From a methodological perspective, it should be considered that, even if all the aspects of the proposed procedure are essential, the most delicate is certainly SR via GP, due to the importance of the fitness function in the selection of the best models. Indeed, parsimony pressure in GP tends to focus just on the size of the evolved expression (e.g. (Poli 2003; Luke and Panait 2002)). The model selection criteria implemented do not properly quantify the complexity of the equations, with the consequent danger of overfitting the training data (Raja). For example, (x + x + x) has a larger tree size than sin(x), yet the latter has a far more complex behaviour (Vapnik 2013). Further efforts should therefore certainly be devoted to devising better indicators of the model complexity, to be used in the FF.
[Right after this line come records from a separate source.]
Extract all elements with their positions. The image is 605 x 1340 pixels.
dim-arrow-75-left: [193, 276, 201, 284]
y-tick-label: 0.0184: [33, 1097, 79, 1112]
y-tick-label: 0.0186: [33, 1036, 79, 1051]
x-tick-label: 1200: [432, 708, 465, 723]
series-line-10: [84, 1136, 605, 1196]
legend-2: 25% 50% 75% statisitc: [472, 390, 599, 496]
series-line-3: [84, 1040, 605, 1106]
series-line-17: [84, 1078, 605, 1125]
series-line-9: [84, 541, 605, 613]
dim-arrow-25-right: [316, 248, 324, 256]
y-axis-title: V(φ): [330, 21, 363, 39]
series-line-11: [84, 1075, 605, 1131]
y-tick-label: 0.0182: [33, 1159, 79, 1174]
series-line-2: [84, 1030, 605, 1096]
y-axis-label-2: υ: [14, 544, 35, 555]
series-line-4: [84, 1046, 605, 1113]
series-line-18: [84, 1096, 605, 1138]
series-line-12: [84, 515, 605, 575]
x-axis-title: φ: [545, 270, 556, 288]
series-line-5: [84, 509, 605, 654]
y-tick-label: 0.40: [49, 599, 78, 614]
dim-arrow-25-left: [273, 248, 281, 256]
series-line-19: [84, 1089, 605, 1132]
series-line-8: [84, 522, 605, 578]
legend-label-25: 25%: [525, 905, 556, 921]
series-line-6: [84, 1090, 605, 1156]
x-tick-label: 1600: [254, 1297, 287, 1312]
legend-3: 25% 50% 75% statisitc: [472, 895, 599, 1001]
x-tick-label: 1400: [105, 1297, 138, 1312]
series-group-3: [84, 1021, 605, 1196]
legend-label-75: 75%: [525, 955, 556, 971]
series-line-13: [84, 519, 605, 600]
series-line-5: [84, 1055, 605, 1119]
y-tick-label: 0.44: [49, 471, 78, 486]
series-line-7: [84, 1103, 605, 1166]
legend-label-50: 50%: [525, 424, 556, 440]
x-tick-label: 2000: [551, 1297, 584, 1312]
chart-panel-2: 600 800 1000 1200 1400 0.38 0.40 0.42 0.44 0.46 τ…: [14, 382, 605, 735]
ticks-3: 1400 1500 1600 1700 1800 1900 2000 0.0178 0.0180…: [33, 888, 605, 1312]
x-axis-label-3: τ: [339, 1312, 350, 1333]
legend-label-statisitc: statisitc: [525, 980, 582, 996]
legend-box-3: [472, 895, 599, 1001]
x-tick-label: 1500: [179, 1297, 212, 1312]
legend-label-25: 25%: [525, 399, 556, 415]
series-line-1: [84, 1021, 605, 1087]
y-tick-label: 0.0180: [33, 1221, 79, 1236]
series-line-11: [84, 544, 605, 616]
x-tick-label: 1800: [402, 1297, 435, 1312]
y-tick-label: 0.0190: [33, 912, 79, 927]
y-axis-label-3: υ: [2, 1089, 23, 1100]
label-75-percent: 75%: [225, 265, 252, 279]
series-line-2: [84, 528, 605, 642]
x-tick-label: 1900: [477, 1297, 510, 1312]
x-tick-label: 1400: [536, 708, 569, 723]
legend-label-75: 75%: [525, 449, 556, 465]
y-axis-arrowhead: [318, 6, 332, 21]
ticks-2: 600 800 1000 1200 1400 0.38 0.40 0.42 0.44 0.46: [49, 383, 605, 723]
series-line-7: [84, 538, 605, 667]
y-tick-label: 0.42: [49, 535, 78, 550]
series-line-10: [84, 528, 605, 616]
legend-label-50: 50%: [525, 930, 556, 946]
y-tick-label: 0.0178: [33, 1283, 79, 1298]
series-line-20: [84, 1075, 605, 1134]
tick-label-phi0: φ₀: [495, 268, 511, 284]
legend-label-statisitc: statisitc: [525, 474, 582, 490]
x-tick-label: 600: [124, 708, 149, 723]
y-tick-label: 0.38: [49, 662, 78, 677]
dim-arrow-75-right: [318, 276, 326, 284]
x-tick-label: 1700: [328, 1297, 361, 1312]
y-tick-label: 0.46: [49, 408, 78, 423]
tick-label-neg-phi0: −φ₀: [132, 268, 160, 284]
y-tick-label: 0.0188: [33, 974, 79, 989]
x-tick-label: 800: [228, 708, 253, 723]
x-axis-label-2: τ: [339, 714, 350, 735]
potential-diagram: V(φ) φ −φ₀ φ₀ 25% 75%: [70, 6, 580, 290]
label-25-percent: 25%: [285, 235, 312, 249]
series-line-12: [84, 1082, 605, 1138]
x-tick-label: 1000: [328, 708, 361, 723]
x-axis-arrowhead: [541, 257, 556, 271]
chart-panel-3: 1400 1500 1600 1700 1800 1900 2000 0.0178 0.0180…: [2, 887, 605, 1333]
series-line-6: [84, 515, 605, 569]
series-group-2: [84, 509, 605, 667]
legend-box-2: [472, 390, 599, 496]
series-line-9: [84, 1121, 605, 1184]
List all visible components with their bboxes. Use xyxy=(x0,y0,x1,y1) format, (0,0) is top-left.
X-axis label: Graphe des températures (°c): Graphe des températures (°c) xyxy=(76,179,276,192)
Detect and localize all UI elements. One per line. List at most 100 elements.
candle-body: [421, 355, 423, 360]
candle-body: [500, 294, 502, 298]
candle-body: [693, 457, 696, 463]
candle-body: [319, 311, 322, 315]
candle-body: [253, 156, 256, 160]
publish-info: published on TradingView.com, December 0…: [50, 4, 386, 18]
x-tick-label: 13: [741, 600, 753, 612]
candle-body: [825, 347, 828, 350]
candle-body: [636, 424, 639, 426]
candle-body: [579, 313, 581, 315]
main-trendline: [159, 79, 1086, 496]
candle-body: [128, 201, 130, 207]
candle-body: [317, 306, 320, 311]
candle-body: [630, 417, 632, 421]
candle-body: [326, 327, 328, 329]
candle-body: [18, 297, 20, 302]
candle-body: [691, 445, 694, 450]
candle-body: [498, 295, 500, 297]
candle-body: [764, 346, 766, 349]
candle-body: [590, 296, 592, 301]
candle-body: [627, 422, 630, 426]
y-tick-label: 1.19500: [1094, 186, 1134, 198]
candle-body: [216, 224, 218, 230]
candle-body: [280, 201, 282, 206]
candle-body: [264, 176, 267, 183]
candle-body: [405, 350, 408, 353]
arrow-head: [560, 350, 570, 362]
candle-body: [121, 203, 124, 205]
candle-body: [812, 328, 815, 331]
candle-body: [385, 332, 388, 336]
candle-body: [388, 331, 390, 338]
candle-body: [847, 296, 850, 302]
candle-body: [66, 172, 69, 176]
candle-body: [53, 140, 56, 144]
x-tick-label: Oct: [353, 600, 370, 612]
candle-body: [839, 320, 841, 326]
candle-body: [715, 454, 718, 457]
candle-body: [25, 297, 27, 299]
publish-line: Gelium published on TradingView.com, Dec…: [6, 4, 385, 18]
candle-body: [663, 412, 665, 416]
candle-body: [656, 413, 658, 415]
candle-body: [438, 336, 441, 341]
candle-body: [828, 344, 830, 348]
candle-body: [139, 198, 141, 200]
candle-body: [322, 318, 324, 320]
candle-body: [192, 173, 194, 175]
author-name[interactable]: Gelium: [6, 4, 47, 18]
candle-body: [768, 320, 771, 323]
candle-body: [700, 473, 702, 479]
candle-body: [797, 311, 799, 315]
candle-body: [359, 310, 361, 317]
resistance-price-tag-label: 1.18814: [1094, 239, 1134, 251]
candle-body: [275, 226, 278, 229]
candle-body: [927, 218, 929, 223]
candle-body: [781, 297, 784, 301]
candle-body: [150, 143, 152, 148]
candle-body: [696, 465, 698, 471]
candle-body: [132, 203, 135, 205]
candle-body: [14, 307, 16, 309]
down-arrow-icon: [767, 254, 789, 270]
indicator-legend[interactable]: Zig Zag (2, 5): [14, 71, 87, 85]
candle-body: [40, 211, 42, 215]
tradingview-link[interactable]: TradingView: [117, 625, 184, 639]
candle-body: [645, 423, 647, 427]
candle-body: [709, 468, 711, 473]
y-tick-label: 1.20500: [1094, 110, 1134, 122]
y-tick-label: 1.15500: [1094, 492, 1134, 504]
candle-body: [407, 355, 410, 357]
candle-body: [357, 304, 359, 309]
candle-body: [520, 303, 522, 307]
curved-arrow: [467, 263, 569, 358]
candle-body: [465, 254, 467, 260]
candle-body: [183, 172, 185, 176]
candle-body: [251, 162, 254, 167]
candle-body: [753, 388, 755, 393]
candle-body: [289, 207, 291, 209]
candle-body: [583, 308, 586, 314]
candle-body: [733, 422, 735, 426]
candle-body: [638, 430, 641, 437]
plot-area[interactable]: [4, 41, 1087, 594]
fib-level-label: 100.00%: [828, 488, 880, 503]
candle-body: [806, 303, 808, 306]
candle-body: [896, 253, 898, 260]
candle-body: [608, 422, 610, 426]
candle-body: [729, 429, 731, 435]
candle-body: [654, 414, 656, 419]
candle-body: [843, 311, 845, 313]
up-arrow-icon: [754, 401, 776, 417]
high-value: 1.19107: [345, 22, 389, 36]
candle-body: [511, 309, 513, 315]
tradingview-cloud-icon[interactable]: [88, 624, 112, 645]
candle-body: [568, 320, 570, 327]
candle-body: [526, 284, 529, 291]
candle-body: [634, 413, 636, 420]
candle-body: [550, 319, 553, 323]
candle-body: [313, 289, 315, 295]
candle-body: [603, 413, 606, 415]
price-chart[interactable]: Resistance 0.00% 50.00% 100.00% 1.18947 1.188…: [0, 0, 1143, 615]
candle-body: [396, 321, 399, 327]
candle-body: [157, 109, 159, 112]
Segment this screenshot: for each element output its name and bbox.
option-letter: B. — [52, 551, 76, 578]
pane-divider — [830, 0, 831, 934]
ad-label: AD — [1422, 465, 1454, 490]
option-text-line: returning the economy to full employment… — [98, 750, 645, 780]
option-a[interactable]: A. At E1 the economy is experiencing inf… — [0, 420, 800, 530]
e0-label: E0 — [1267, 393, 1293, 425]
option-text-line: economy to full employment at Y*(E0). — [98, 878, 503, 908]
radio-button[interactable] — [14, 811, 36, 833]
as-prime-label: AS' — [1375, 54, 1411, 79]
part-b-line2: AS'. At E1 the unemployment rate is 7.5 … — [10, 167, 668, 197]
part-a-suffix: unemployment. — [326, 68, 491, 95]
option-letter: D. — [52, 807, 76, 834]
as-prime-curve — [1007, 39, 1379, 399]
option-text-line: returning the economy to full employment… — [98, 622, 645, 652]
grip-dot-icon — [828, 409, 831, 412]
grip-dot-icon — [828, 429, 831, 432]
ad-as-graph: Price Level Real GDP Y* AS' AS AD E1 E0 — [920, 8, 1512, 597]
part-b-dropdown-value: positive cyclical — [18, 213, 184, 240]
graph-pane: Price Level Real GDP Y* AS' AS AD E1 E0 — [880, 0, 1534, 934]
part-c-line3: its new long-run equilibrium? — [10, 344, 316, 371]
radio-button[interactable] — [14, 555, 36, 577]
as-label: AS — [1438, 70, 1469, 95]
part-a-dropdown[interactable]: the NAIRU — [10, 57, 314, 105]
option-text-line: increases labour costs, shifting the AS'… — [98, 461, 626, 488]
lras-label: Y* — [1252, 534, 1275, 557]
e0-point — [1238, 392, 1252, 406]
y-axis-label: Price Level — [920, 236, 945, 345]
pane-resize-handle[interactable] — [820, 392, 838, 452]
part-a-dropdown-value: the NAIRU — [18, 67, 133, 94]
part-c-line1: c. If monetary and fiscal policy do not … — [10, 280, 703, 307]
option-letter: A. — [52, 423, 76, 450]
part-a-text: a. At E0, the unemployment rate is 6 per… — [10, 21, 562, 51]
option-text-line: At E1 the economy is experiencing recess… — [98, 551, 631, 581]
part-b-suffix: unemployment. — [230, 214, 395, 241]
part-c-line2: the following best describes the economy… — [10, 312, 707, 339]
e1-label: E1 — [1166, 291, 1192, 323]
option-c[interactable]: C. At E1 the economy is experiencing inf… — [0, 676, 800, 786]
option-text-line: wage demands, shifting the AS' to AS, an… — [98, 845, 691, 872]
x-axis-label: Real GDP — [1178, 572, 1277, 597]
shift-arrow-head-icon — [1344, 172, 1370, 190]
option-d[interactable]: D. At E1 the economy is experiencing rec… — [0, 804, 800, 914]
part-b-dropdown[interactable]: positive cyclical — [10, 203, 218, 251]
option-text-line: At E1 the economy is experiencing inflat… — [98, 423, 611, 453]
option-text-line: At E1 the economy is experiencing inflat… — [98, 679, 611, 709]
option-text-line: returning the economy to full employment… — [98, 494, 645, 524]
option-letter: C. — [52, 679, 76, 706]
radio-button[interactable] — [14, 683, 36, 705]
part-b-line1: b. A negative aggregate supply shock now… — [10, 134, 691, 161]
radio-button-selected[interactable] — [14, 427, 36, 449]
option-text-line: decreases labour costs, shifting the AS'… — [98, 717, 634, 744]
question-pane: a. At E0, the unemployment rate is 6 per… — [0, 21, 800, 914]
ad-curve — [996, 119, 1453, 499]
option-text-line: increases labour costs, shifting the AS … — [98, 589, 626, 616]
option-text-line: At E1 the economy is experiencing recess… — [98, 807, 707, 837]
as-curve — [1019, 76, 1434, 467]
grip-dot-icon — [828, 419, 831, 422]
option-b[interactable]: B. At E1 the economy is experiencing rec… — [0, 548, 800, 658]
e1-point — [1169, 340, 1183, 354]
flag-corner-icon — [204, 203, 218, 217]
Another important theoretical aspect is the extension of the approach to cases affected by noise of different statistics (and not only the usual Gaussian). In this respect, advances in information geometry, with the formulation of geodesic distances valid for other noise statistics, are considered the right direction of future work. From the computational point of view, the heaviest step of the proposed methodology is SR via GP. It is clear that this part of the method is highly parallelizable; therefore much progress is expected, in the reduction of running time, by parallel implementation of SR via GP.